I will add that even if the remaining owners are purchasing the stock personally, they need to pay attention to state requirements if the remaining owners need to borrow from the corporation to pay the departing owner, or if the remaining owners need to take unusally high salaries or withdrawals to pay the departing owner.
Not mentioned in the book is the additional possible solvency requirements of a financial institution or bonding company. I worked as a surety bond underwriter for 28 years. Most of our accounts were contractors, but other types of companies also require bonds. I saw instances where the kids carrying on the company wanted to buy out their retiring father, but doing so raised the corporate debt so much that it was more difficult for the construction company to qualify for the same bonding limits it had before the buy-out.
In the same vein, many companies have a bank line, a short-term lending facility for cash flow purposes, generally for a term of not more than one year. It is common for a bank to add solvency conditions to a bank line, such as a maximum debt to worth ratio. If the corporation's debt ratio goes too high (because assets are lower or debt is higher or net worth is lowered because the corporation buys back stock), the bank can declare the loan in default even if payments have always been made appropriately.

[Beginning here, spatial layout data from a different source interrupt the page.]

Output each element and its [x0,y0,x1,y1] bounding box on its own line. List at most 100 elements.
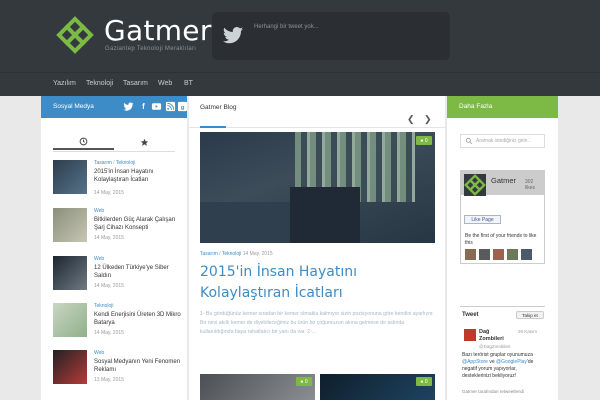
avatar[interactable] [521,249,532,260]
post-category[interactable]: Tasarım / Teknoloji [94,160,135,166]
tweet-text: Bazı terörist gruplar oyunumuza [462,352,533,358]
post-title[interactable]: 12 Ülkeden Türkiye'ye Siber Saldırı [94,264,184,280]
twitter-bird-icon [222,27,244,44]
fb-like-count: 302 likes [525,179,536,191]
follow-button[interactable]: Takip et [516,311,544,319]
youtube-icon[interactable] [151,101,162,112]
post-category[interactable]: Web [94,256,104,262]
list-item[interactable]: Web Sosyal Medyanın Yeni Fenomen Reklamı… [53,350,183,390]
nav-item-bt[interactable]: BT [184,80,193,87]
category-link[interactable]: Tasarım [200,251,218,257]
left-sidebar: Sosyal Medya f g Tasarım / Teknoloji 201… [41,96,188,400]
post-title[interactable]: Sosyal Medyanın Yeni Fenomen Reklamı [94,358,184,374]
fb-like-label: Like Page [471,216,494,223]
comment-count: 0 [424,137,428,144]
post-date: 14 May, 2015 [94,190,124,196]
post-title[interactable]: 2015'in İnsan Hayatını Kolaylaştıran İca… [94,168,184,184]
site-header: Gatmer Gaziantep Teknoloji Meraklıları H… [0,0,600,72]
nav-item-web[interactable]: Web [158,80,172,87]
comment-count-badge[interactable]: ● 0 [416,377,432,386]
search-placeholder: Aramak istediğiniz girin... [476,138,532,144]
post-date: 14 May, 2015 [94,283,124,289]
list-item[interactable]: Web Bitkilerden Güç Alarak Çalışan Şarj … [53,208,183,248]
list-item[interactable]: Tasarım / Teknoloji 2015'in İnsan Hayatı… [53,160,183,200]
svg-text:g: g [181,105,184,111]
comment-count: 0 [304,378,308,385]
jeans-shape [290,187,360,243]
post-thumbnail[interactable]: ● 0 [320,374,435,400]
avatar[interactable] [479,249,490,260]
divider [189,127,445,128]
post-thumbnail[interactable] [53,303,87,337]
tab-recent[interactable] [53,134,114,150]
mention-link[interactable]: @AppStore [462,359,488,365]
more-header: Daha Fazla [447,96,558,118]
main-nav: Yazılım Teknoloji Tasarım Web BT [0,72,600,96]
title-underline [200,126,226,128]
post-date: 14 May, 2015 [94,330,124,336]
main-content: Gatmer Blog ❮ ❯ ● 0 Tasarım / Teknoloji … [189,96,445,400]
post-date: 13 May, 2015 [94,377,124,383]
fb-faces [465,249,532,260]
fb-like-button[interactable]: Like Page [464,215,501,224]
twitter-widget: Tweet Takip et Dağ Zombileri @DagZombile… [460,306,545,400]
facebook-page-widget: Gatmer 302 likes Like Page Be the first … [460,170,545,264]
avatar[interactable] [464,329,476,341]
post-thumbnail[interactable]: ● 0 [200,374,315,400]
nav-item-tasarim[interactable]: Tasarım [123,80,148,87]
tweet-date[interactable]: 26 Kasım [518,329,537,334]
avatar[interactable] [493,249,504,260]
post-title[interactable]: Bitkilerden Güç Alarak Çalışan Şarj Ciha… [94,216,184,232]
comment-count: 0 [424,378,428,385]
post-category[interactable]: Web [94,350,104,356]
avatar[interactable] [465,249,476,260]
google-plus-icon[interactable]: g [177,101,188,112]
nav-item-teknoloji[interactable]: Teknoloji [86,80,113,87]
list-item[interactable]: Teknoloji Kendi Enerjisini Üreten 3D Mik… [53,303,183,343]
post-thumbnail[interactable] [53,256,87,290]
social-media-title: Sosyal Medya [53,103,94,110]
gatmer-logo-icon[interactable] [56,16,94,54]
mention-link[interactable]: @GooglePlay [496,359,527,365]
tab-popular[interactable] [114,134,175,150]
chevron-left-icon[interactable]: ❮ [407,114,415,125]
twitter-icon[interactable] [123,101,134,112]
gatmer-logo-icon [464,174,486,196]
nav-item-yazilim[interactable]: Yazılım [53,80,76,87]
clock-icon [79,137,88,145]
post-meta: Tasarım / Teknoloji 14 May, 2015 [200,251,273,257]
comment-count-badge[interactable]: ● 0 [296,377,312,386]
tweet-author-name[interactable]: Dağ Zombileri [479,329,509,343]
category-link[interactable]: Teknoloji [222,251,241,257]
retweet-note: Gatmer tarafından retweetlendi [462,389,525,394]
post-category[interactable]: Teknoloji [94,303,113,309]
rss-icon[interactable] [165,101,176,112]
post-headline[interactable]: 2015'in İnsan Hayatını Kolaylaştıran İca… [200,262,435,304]
category-link[interactable]: Tasarım [94,160,112,166]
category-link[interactable]: Teknoloji [116,160,135,166]
facebook-icon[interactable]: f [138,101,149,112]
featured-image[interactable]: ● 0 [200,132,435,243]
list-item[interactable]: Web 12 Ülkeden Türkiye'ye Siber Saldırı … [53,256,183,296]
post-thumbnail[interactable] [53,350,87,384]
brand-name[interactable]: Gatmer [104,14,212,47]
tweet-author-handle[interactable]: @DagZombileri [479,344,510,349]
chair-shape [200,202,290,243]
fb-page-logo[interactable] [464,174,486,196]
comment-count-badge[interactable]: ● 0 [416,136,432,145]
search-icon [465,137,473,145]
tweet-body: Bazı terörist gruplar oyunumuza @AppStor… [462,352,544,380]
post-thumbnail[interactable] [53,160,87,194]
avatar[interactable] [507,249,518,260]
blog-title: Gatmer Blog [200,104,237,111]
tweet-text: Herhangi bir tweet yok... [254,24,319,30]
fb-page-name[interactable]: Gatmer [491,176,516,185]
post-category[interactable]: Web [94,208,104,214]
search-input[interactable]: Aramak istediğiniz girin... [460,134,545,148]
post-thumbnail[interactable] [53,208,87,242]
post-tabs [53,134,175,152]
post-date: 14 May, 2015 [94,235,124,241]
follow-label: Takip et [522,312,538,318]
chevron-right-icon[interactable]: ❯ [424,114,432,125]
post-title[interactable]: Kendi Enerjisini Üreten 3D Mikro Batarya [94,311,184,327]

If you're married, plan to get married, or have any business partners or investors, I think this book should be required reading before you get too far into developing your business. And if your business partners or investors are married, or have any other business interests, it becomes even more important.
Things may be all happy today. You may all have an understanding of where you collectively think things will eventually go, but things change! You can't anticipate every change, but you need to have some idea of what you need to do to protect yourself for those changes.
Of course the more complex things are, the more important it is to have an attorney involved, too, but you should be going into the attorney's office knowing something about what questions to ask, and what general direction you want to go. And this book is important in that aspect too.
Unless the reader has an excellent legal mind, I still recommend the final agreement be written by a lawyer because, unlike many Nolo topics (and I've read many), buyout agreements, I feel, are particularly complicated and because when the buyout event occurs, it can be very costly.
The book advises that these following situations definitely requires a lawyer and tax advisor input: family business owners, minority/majority owners, owners with vastly different needs, and older owners.
I'm sure some very smart people can use this book to create binding documents. And, if financially tight, necessity will create the ability to correctly use this document. But, the best use of this book, in my opinion, is to understand one's options in negotiating the business buyout agreements and then to lower one's legal and tax advisor costs by being an intelligent client for lawyers and tax accountants.